Sevdiği adamın başını bir fesleğen saksısında saklayan genç bir kadının acısı… William Holman Hunt’ın 1868 tarihli Isabella ve Fesleğen Saksısı tablosu, John Keats’in şiirinden esinlense de, aslında kaybedilen bir aşkın en dramatik tasviri.
Renklerin ihtişamı, gözyaşlarının ağırlığı ve aşkın gölgesinde solan bir ruh…
Eserin Adı: Isabella ve Fesleğen Saksısı
Eserin Tarihi: 1868
Eserin Boyutları: 187 cm × 116 cm
Eserin Ağırlığı: Yaklaşık 25-35 kg
Eserin Sanatçısı: William Holman Hunt
William Holman Hunt, İngiliz ressamların en dikkat çeken isimlerinden biriydi. Ön-Rafaelit Kardeşliği’ni kuranlardan biri olarak eserlerinde her zaman ayrıntıya, canlı renklere ve sembollere önem verdi.
Onun tablolarına bakınca sadece bir resim değil, içinde duygu dolu bir hikaye görürsünüz. Hunt’ın en güzel yanı, sanatına ve inançlarına hayatı boyunca sadık kalmasıydı.
Yasla Yoğrulan Bir Aşk Hikayesi
Tablonun merkezinde Isabella var… Kaybettiği sevgilisi Lorenzo’nun başını fesleğen saksısına gömmüş.
Onunla konuşuyor, saçlarını saksıya yaslıyor, her gözyaşında toprağı suluyor.
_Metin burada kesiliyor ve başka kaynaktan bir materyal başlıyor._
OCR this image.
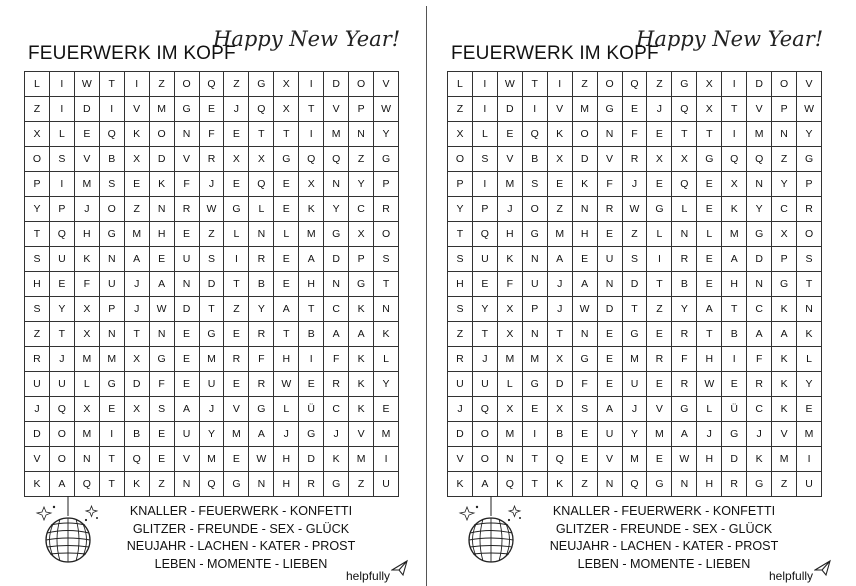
FEUERWERK IM KOPF
Happy New Year!
L	I	W	T	I	Z	O	Q	Z	G	X	I	D	O	V
Z	I	D	I	V	M	G	E	J	Q	X	T	V	P	W
X	L	E	Q	K	O	N	F	E	T	T	I	M	N	Y
O	S	V	B	X	D	V	R	X	X	G	Q	Q	Z	G
P	I	M	S	E	K	F	J	E	Q	E	X	N	Y	P
Y	P	J	O	Z	N	R	W	G	L	E	K	Y	C	R
T	Q	H	G	M	H	E	Z	L	N	L	M	G	X	O
S	U	K	N	A	E	U	S	I	R	E	A	D	P	S
H	E	F	U	J	A	N	D	T	B	E	H	N	G	T
S	Y	X	P	J	W	D	T	Z	Y	A	T	C	K	N
Z	T	X	N	T	N	E	G	E	R	T	B	A	A	K
R	J	M	M	X	G	E	M	R	F	H	I	F	K	L
U	U	L	G	D	F	E	U	E	R	W	E	R	K	Y
J	Q	X	E	X	S	A	J	V	G	L	Ü	C	K	E
D	O	M	I	B	E	U	Y	M	A	J	G	J	V	M
V	O	N	T	Q	E	V	M	E	W	H	D	K	M	I
K	A	Q	T	K	Z	N	Q	G	N	H	R	G	Z	U
KNALLER - FEUERWERK - KONFETTI
GLITZER - FREUNDE - SEX - GLÜCK
NEUJAHR - LACHEN - KATER - PROST
LEBEN - MOMENTE - LIEBEN
helpfully
FEUERWERK IM KOPF
Happy New Year!
L	I	W	T	I	Z	O	Q	Z	G	X	I	D	O	V
Z	I	D	I	V	M	G	E	J	Q	X	T	V	P	W
X	L	E	Q	K	O	N	F	E	T	T	I	M	N	Y
O	S	V	B	X	D	V	R	X	X	G	Q	Q	Z	G
P	I	M	S	E	K	F	J	E	Q	E	X	N	Y	P
Y	P	J	O	Z	N	R	W	G	L	E	K	Y	C	R
T	Q	H	G	M	H	E	Z	L	N	L	M	G	X	O
S	U	K	N	A	E	U	S	I	R	E	A	D	P	S
H	E	F	U	J	A	N	D	T	B	E	H	N	G	T
S	Y	X	P	J	W	D	T	Z	Y	A	T	C	K	N
Z	T	X	N	T	N	E	G	E	R	T	B	A	A	K
R	J	M	M	X	G	E	M	R	F	H	I	F	K	L
U	U	L	G	D	F	E	U	E	R	W	E	R	K	Y
J	Q	X	E	X	S	A	J	V	G	L	Ü	C	K	E
D	O	M	I	B	E	U	Y	M	A	J	G	J	V	M
V	O	N	T	Q	E	V	M	E	W	H	D	K	M	I
K	A	Q	T	K	Z	N	Q	G	N	H	R	G	Z	U
KNALLER - FEUERWERK - KONFETTI
GLITZER - FREUNDE - SEX - GLÜCK
NEUJAHR - LACHEN - KATER - PROST
LEBEN - MOMENTE - LIEBEN
helpfully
Keats’in dizelerinde geçen “Isabella tatlı fesleğenini sonsuza dek astı / Ve onu gözyaşlarıyla özüne kadar ıslattı” mısraları adeta resimde hayat buluyor.
Hunt’ın Dramla Dokunan Tuvali
William Holman Hunt, bu eseri sadece bir aşk trajedisini değil, aynı zamanda kendi acısını da tuvale taşımak için yaptı.
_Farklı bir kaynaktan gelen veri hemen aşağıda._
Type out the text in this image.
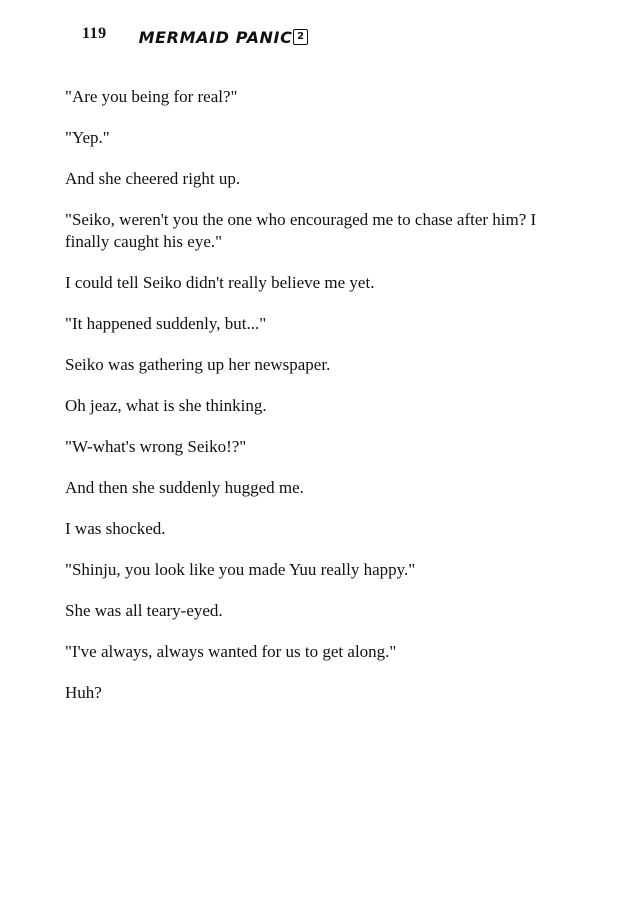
119 MERMAID PANIC 2

"Are you being for real?"

"Yep."

And she cheered right up.

"Seiko, weren't you the one who encouraged me to chase after him? I finally caught his eye."

I could tell Seiko didn't really believe me yet.

"It happened suddenly, but..."

Seiko was gathering up her newspaper.

Oh jeaz, what is she thinking.

"W-what's wrong Seiko!?"

And then she suddenly hugged me.

I was shocked.

"Shinju, you look like you made Yuu really happy."

She was all teary-eyed.

"I've always, always wanted for us to get along."

Huh?
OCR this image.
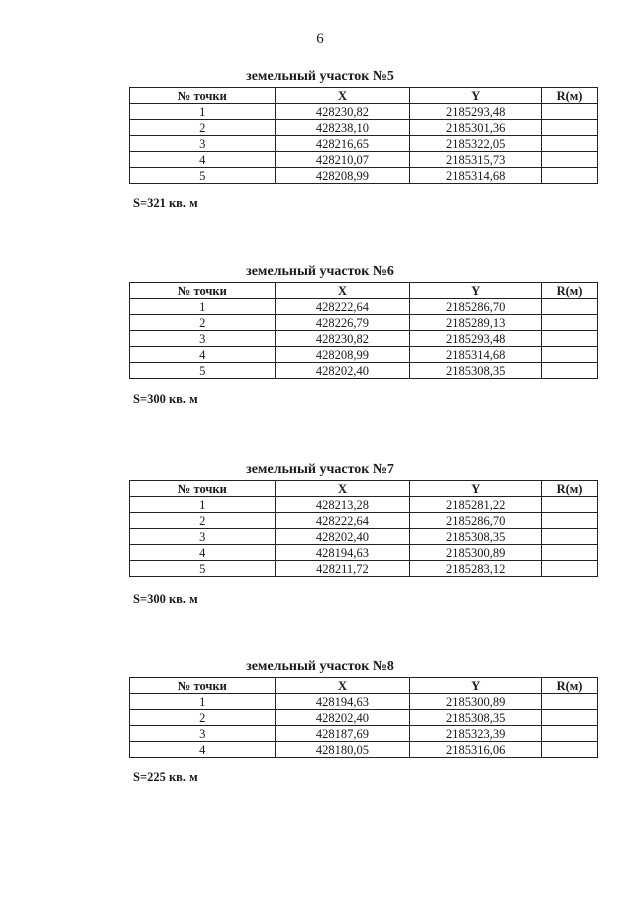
6
земельный участок №5
№ точки	X	Y	R(м)
1	428230,82	2185293,48	
2	428238,10	2185301,36	
3	428216,65	2185322,05	
4	428210,07	2185315,73	
5	428208,99	2185314,68	
S=321 кв. м
земельный участок №6
№ точки	X	Y	R(м)
1	428222,64	2185286,70	
2	428226,79	2185289,13	
3	428230,82	2185293,48	
4	428208,99	2185314,68	
5	428202,40	2185308,35	
S=300 кв. м
земельный участок №7
№ точки	X	Y	R(м)
1	428213,28	2185281,22	
2	428222,64	2185286,70	
3	428202,40	2185308,35	
4	428194,63	2185300,89	
5	428211,72	2185283,12	
S=300 кв. м
земельный участок №8
№ точки	X	Y	R(м)
1	428194,63	2185300,89	
2	428202,40	2185308,35	
3	428187,69	2185323,39	
4	428180,05	2185316,06	
S=225 кв. м
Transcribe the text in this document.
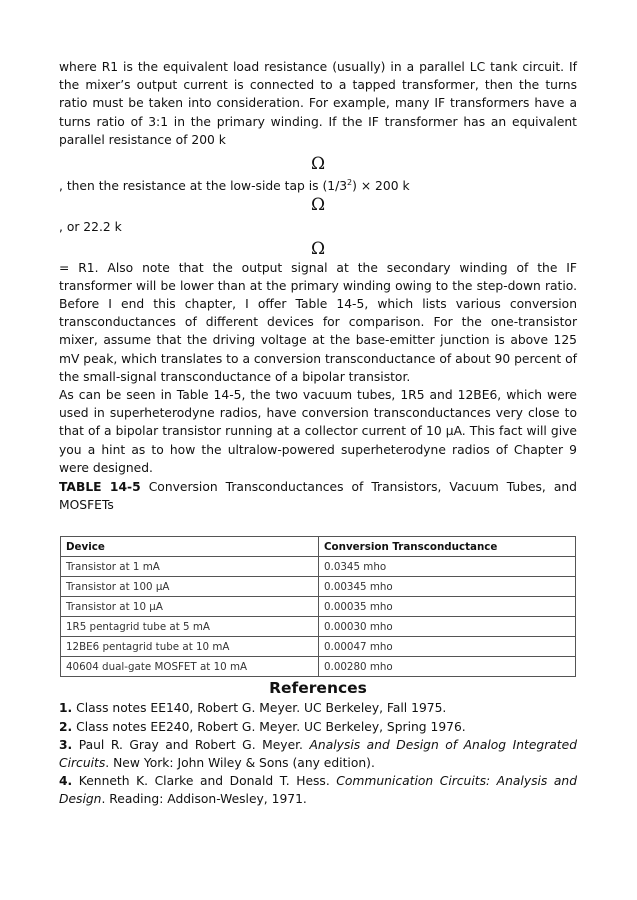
where R1 is the equivalent load resistance (usually) in a parallel LC tank circuit. If the mixer’s output current is connected to a tapped transformer, then the turns ratio must be taken into consideration. For example, many IF transformers have a turns ratio of 3:1 in the primary winding. If the IF transformer has an equivalent parallel resistance of 200 k

Ω

, then the resistance at the low-side tap is $(1/3^2) \times 200$ k

Ω

, or 22.2 k

Ω

= R1. Also note that the output signal at the secondary winding of the IF transformer will be lower than at the primary winding owing to the step-down ratio. Before I end this chapter, I offer Table 14-5, which lists various conversion transconductances of different devices for comparison. For the one-transistor mixer, assume that the driving voltage at the base-emitter junction is above 125 mV peak, which translates to a conversion transconductance of about 90 percent of the small-signal transconductance of a bipolar transistor.

As can be seen in Table 14-5, the two vacuum tubes, 1R5 and 12BE6, which were used in superheterodyne radios, have conversion transconductances very close to that of a bipolar transistor running at a collector current of 10 μA. This fact will give you a hint as to how the ultralow-powered superheterodyne radios of Chapter 9 were designed.

TABLE 14-5 Conversion Transconductances of Transistors, Vacuum Tubes, and MOSFETs

Device	Conversion Transconductance
Transistor at 1 mA	0.0345 mho
Transistor at 100 μA	0.00345 mho
Transistor at 10 μA	0.00035 mho
1R5 pentagrid tube at 5 mA	0.00030 mho
12BE6 pentagrid tube at 10 mA	0.00047 mho
40604 dual-gate MOSFET at 10 mA	0.00280 mho

References

1. Class notes EE140, Robert G. Meyer. UC Berkeley, Fall 1975.

2. Class notes EE240, Robert G. Meyer. UC Berkeley, Spring 1976.

3. Paul R. Gray and Robert G. Meyer. Analysis and Design of Analog Integrated Circuits. New York: John Wiley & Sons (any edition).

4. Kenneth K. Clarke and Donald T. Hess. Communication Circuits: Analysis and Design. Reading: Addison-Wesley, 1971.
Eşi Fanny’yi kaybettikten sonra, onun yüz hatlarını Isabella’ya aktardı. Yani bu tablo yalnızca Isabella’nın değil, Hunt’ın da kaybının bir yansıması.
Gözyaşlarıyla Sulanan Fesleğen
Isabella, tablonun bir versiyonunda yataktan yeni kalkmış haliyle resmedilmiş. Arkada çevrilmiş bir örtü, önünde özenle işlenmiş bir sunak gibi duran masa ve üstünde Lorenzo’nun başıyla birlikte büyüyen fesleğen…
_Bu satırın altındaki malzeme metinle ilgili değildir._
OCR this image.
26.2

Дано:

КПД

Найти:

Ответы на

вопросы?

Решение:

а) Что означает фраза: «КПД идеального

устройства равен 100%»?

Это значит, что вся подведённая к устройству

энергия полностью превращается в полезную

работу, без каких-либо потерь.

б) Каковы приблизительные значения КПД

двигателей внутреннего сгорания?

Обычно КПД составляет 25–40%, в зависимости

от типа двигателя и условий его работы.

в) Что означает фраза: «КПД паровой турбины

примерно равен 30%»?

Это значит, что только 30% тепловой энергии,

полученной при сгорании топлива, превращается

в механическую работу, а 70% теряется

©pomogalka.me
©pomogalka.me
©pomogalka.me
Bitkinin her yaprağı aslında gözyaşıyla yeşermiş gibi görünüyor. Bu detay, tabloyu salt bir resim olmaktan çıkarıp yaşayan bir hikayeye dönüştürüyor.
Ölümle Ölümsüzleşen Aşk
Isabella’nın saksıya sarılıp kederle eriyişi, izleyiciyi derin bir iç çekişe davet ediyor. Tabloya bakan herkese, “Sevgi bu kadar güçlü olabilir mi? Ölüm bile ayıramaz mı?” diye düşündürüyor.